The highlight for me was the wonderful protest in front of a Berkeley administration building, I’m not great at counting crowds, but I estimate over 100 people, and Lecturers from Berkeley, Davis, Merced, and Santa Cruz (along with the bargaining representatives from Santa Barbara, Los Angeles, Irvine, and Riverside, so eight of the nine UC campuses represented). It was a great event.

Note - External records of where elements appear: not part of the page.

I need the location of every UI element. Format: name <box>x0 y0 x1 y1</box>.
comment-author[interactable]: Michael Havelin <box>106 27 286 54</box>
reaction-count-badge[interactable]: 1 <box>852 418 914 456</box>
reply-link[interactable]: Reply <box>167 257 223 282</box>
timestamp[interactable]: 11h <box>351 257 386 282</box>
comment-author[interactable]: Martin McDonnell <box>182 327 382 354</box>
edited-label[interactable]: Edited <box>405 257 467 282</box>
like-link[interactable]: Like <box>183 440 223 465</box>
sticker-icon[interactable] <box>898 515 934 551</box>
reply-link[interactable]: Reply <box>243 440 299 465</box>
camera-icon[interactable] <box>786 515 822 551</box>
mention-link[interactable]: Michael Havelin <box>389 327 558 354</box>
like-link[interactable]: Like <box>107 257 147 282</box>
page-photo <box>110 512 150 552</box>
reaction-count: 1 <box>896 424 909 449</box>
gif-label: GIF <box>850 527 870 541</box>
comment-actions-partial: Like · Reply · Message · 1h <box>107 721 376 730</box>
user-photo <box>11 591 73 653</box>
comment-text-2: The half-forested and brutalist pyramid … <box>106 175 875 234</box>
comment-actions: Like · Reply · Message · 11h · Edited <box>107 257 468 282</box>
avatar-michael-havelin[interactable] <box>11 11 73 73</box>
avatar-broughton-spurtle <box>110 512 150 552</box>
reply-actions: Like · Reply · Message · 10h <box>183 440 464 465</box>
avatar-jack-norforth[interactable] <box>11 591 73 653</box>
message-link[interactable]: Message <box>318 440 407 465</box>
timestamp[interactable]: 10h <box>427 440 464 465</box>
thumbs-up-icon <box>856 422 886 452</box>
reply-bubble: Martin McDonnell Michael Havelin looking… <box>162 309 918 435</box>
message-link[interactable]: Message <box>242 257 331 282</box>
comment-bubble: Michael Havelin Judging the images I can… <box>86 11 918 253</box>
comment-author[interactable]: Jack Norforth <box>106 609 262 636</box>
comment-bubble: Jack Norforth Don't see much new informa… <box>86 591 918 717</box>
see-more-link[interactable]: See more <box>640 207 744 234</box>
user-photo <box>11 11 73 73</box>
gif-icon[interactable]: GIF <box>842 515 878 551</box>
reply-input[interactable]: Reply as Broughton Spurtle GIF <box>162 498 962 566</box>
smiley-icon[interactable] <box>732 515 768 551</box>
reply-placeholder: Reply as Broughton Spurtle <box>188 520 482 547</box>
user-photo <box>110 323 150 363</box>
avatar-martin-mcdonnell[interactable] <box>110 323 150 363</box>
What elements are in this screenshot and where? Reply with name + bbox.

Thursday morning, we saw a presentation on the changes to benefits as a result of the ACA. First, when someone is first hired (or reappointed), if he or she is eligible for benefits, he or she is eligible until Dec. 31st. Of which year, you ask? Well, everyone eligible for benefits this Fall is eligible until Dec 31, 2016 (as long as he or she is on pay status). In future years, everyone will have to have a 43.75% appointment (over the whole year) to remain eligible. There are other technical details we need to sort through, but this should be good for us.
We presented proposals on Article 6—Acacemic Appointments, the 7s, 8—Instructional Support, 9—Professional Concerns, 11—Benefits, 17—Layoff, and 21—Salary. The UC accepted our Article 8 proposal, and an earlier proposal on Article 25—Union Rights, and agreed to keep current contract language in Article 30—Discipline and Dismissal. So we TA’d those items.

The UC also presented Article 12—Leaves (finally). There is one very good improvement: All NSF  (any appointment percentage, pre-continuing or continuing, and both annual and term-by-term appointments) will get 6 weeks paid pregnancy disability leave. That is a huge gain.

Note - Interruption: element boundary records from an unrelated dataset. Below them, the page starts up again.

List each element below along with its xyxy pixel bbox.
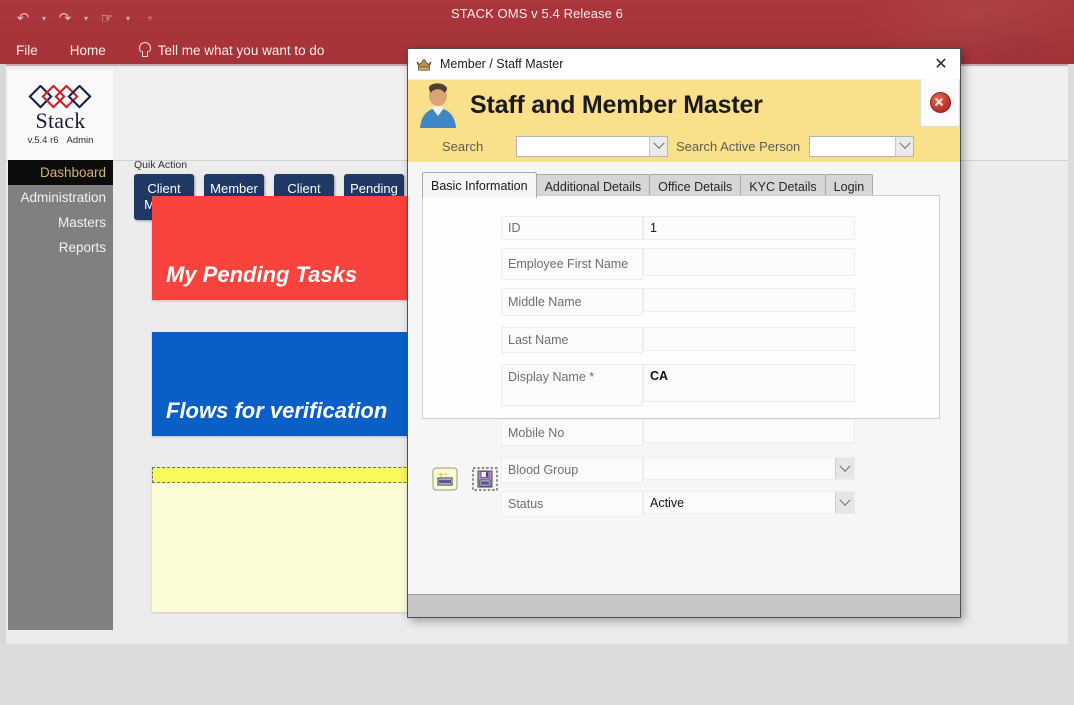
dialog-close-icon[interactable]: ✕ bbox=[926, 51, 956, 77]
btn-line1: Client bbox=[287, 181, 321, 196]
label-blood-group: Blood Group bbox=[501, 457, 643, 483]
search-active-person-combobox[interactable] bbox=[809, 135, 915, 157]
label-employee-first-name: Employee First Name bbox=[501, 248, 643, 280]
select-status[interactable]: Active bbox=[643, 491, 855, 514]
dialog-close-button[interactable] bbox=[920, 79, 960, 127]
sidebar-item-dashboard[interactable]: Dashboard bbox=[8, 160, 113, 185]
btn-line1: Client bbox=[147, 181, 181, 196]
dialog-title: Member / Staff Master bbox=[440, 57, 564, 71]
field-row-middle-name: Middle Name bbox=[501, 288, 855, 316]
tile-label: Flows for verification bbox=[166, 398, 388, 423]
field-row-mobile-no: Mobile No bbox=[501, 419, 855, 446]
basic-information-form: ID 1 Employee First Name Middle Name Las… bbox=[422, 195, 940, 517]
btn-line1: Pending bbox=[350, 181, 398, 196]
input-last-name[interactable] bbox=[643, 327, 855, 351]
new-record-icon[interactable] bbox=[432, 467, 458, 491]
field-row-last-name: Last Name bbox=[501, 327, 855, 353]
tell-me-label: Tell me what you want to do bbox=[157, 42, 325, 58]
save-record-icon[interactable] bbox=[472, 467, 498, 491]
page-background-bottom bbox=[0, 644, 1074, 705]
chevron-down-icon[interactable] bbox=[835, 492, 854, 513]
ribbon-tab-file[interactable]: File bbox=[0, 36, 54, 64]
search-combobox[interactable] bbox=[516, 135, 668, 157]
label-last-name: Last Name bbox=[501, 327, 643, 353]
lightbulb-icon bbox=[138, 42, 151, 58]
ribbon-tab-home[interactable]: Home bbox=[54, 36, 122, 64]
input-employee-first-name[interactable] bbox=[643, 248, 855, 276]
user-avatar-icon bbox=[420, 83, 456, 128]
select-blood-group[interactable] bbox=[643, 457, 855, 480]
logo-role: Admin bbox=[66, 134, 94, 146]
logo-version-role: v.5.4 r6 Admin bbox=[28, 135, 94, 146]
tab-basic-information[interactable]: Basic Information bbox=[422, 172, 537, 198]
tile-label: My Pending Tasks bbox=[166, 262, 358, 287]
selected-status: Active bbox=[650, 495, 685, 510]
window-title: STACK OMS v 5.4 Release 6 bbox=[450, 6, 624, 21]
field-row-display-name: Display Name * CA bbox=[501, 364, 855, 406]
label-id: ID bbox=[501, 216, 643, 240]
stack-logo-icon bbox=[27, 84, 92, 109]
search-active-person-label: Search Active Person bbox=[676, 138, 801, 154]
dialog-status-bar bbox=[408, 594, 960, 617]
field-row-employee-first-name: Employee First Name bbox=[501, 248, 855, 280]
btn-line1: Member bbox=[210, 181, 258, 196]
tell-me-box[interactable]: Tell me what you want to do bbox=[122, 42, 325, 58]
sidebar-nav: Dashboard Administration Masters Reports bbox=[8, 160, 113, 630]
search-label: Search bbox=[442, 138, 484, 154]
dialog-banner: Staff and Member Master bbox=[408, 79, 960, 130]
input-middle-name[interactable] bbox=[643, 288, 855, 312]
label-status: Status bbox=[501, 491, 643, 517]
chevron-down-icon[interactable] bbox=[835, 458, 854, 479]
quik-action-label: Quik Action bbox=[134, 159, 188, 171]
field-row-id: ID 1 bbox=[501, 216, 855, 240]
screen: ↶ ▾ ↷ ▾ ☞ ▾ ▿ STACK OMS v 5.4 Release 6 … bbox=[0, 0, 1074, 705]
input-display-name[interactable]: CA bbox=[643, 364, 855, 402]
dialog-search-row: Search Search Active Person bbox=[408, 130, 960, 162]
input-mobile-no[interactable] bbox=[643, 419, 855, 443]
sidebar-item-masters[interactable]: Masters bbox=[8, 210, 113, 235]
close-circle-icon bbox=[929, 92, 951, 113]
chevron-down-icon[interactable] bbox=[649, 136, 667, 156]
label-mobile-no: Mobile No bbox=[501, 419, 643, 446]
member-staff-master-dialog: Member / Staff Master ✕ Staff and Member… bbox=[407, 48, 961, 618]
dialog-body: Basic Information Additional Details Off… bbox=[408, 162, 960, 617]
dialog-titlebar[interactable]: Member / Staff Master ✕ bbox=[408, 49, 960, 80]
input-id[interactable]: 1 bbox=[643, 216, 855, 240]
label-middle-name: Middle Name bbox=[501, 288, 643, 316]
field-row-blood-group: Blood Group bbox=[501, 457, 855, 483]
sidebar-item-reports[interactable]: Reports bbox=[8, 235, 113, 260]
app-logo: Stack v.5.4 r6 Admin bbox=[8, 70, 113, 160]
crown-icon bbox=[416, 58, 432, 71]
dialog-heading: Staff and Member Master bbox=[470, 90, 763, 119]
logo-version: v.5.4 r6 bbox=[27, 134, 59, 146]
label-display-name: Display Name * bbox=[501, 364, 643, 406]
dialog-toolbar bbox=[432, 467, 498, 491]
sidebar-item-administration[interactable]: Administration bbox=[8, 185, 113, 210]
field-row-status: Status Active bbox=[501, 491, 855, 517]
chevron-down-icon[interactable] bbox=[895, 136, 914, 156]
logo-wordmark: Stack bbox=[35, 107, 86, 133]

Despite that, we aren’t done with leaves yet. Some forms of leaves in the Academic Personnel Manual haven’t been brought into the contract, and we need to figure out what’s going on there.
Nothing really was accomplished, except that we’re getting a better understanding of the UC’s parameters. We explained how important Social Security is to us. The UC said it won’t happen. We explained that part-time Lecturers at Stanford, and part time fast-food workers, and everyone else in America gets Social Security, and they still said no. Basically, if we get Social Security, others will want it, and the UC, along with the CSU system and other public agencies, saves a lot of money be making no Social Security contributions for it’s part-time and short-term employees.

We’re meeting again the 3rd and 4th of December, and the UC plans to present every outstanding article in one bunch. We’ll see.